Sunday, May 20, 2012

Liberty, Slavery, and Class War

Liberty is both reciprocal and relative, not individual or absolute. Otherwise, it just means "my liberty, and your slavery."


Slavery is the power to compel. In the long and bumbling struggle of Americans for liberty, the physical bondage called slavery has been more clearly condemned than the more subtle but equally effective financial bondage of a rich elite, in part because the dial of financial bondage is far more sensitive (in modern parlance, "trickle down"), in part because the dial of financial bondage has been spun with far more skill, and in part because financial slavery is not easy to define, whereas physical slavery is. In the event, physical bondage was prohibited after a war that nearly destroyed the nation, while the level of financial bondage waxes and wanes with the alertness of the citizenry.


In the 21st century, carefully distracted and manipulated by culture wars, bribed by cheap Chinese consumer junk, scared by the marvelously useful specter of terror, and beguiled by a breathtakingly bold stream of elitist propaganda nonsense, American citizens are not very alert at all. Hence, the super-rich elite has been steadily spinning the dial on the financial slavery machine in the direction of transferring the marvelous wealth of American society into their own hands. It is no longer necessary to debate the idiocy of trickle down, for trickle down has been transformed into squeeze dry.


The world has never had a good definition of the word liberty, and the American people, just now, are much in want of one. We all declare for Liberty; but in using the same word we do not all mean the same thing. With some the word liberty may mean for each man to do as he pleases with himself, and the product of his labor; while with others the same word may mean for some men to do as they please with other men, and the product of other men’s labor. Here are two, not only different, but incompatable [sic] things, called by the same name–liberty. And it follows that each of the things is, by the respective parties, called by two different and incompatable [sic] names–liberty and tyranny.” [Abraham Lincoln, Speech to the Sanitary Commission, April 1864, as quoted in Ronald C. White, Jr., "Lincoln and the Rhetoric of Freedom," in Harold Holzer and Sara Vaugn Gabbard, eds., Lincoln and Freedom (Carbondale, Ill.: Southern Illinois UP, 2007, 139.)]


What in the language of abolition does not equally apply to the struggle against financial slavery?

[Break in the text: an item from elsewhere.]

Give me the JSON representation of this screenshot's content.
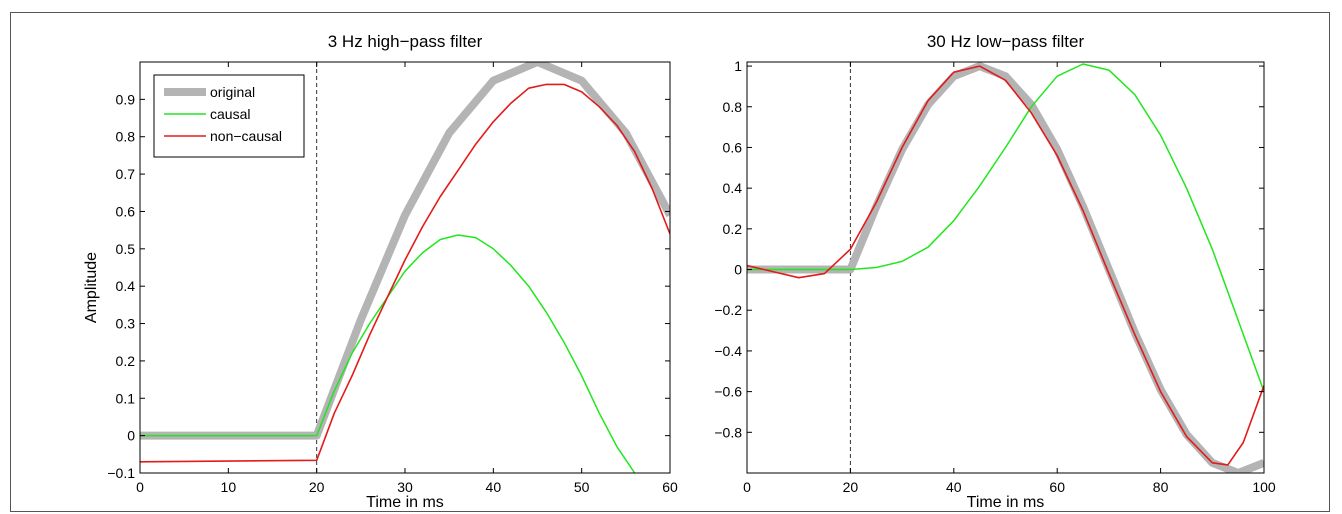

When American families use the word "liberty," they are not referring to granting monster banks the liberty to engage in mortgage fraud or bet against their own clients or demand welfare to compensate them for their gambling losses. When billionaires use the word "liberty," they are referring to all this and more...to the right to buy elections by pitting their billions against the savings of normal voters in a "free" contest of "one dollar, one vote." The billionaires are referring to the right to tell the politicians they have bought to pass laws for their private convenience, laws that break unions, drive down wages, and push virtually everyone into subservience. The billionaires are referring to laws that allow them to destroy the environment that is our common heritage in order to enrich themselves even as they impoverish the rest of us.


When the average American uses the word "liberty," that word means "government  of the people, by the people, and for the people." When billionaires and their lackey politicians use the word "liberty," it means something incompatible: it means  "class war." And the billionaires are winning.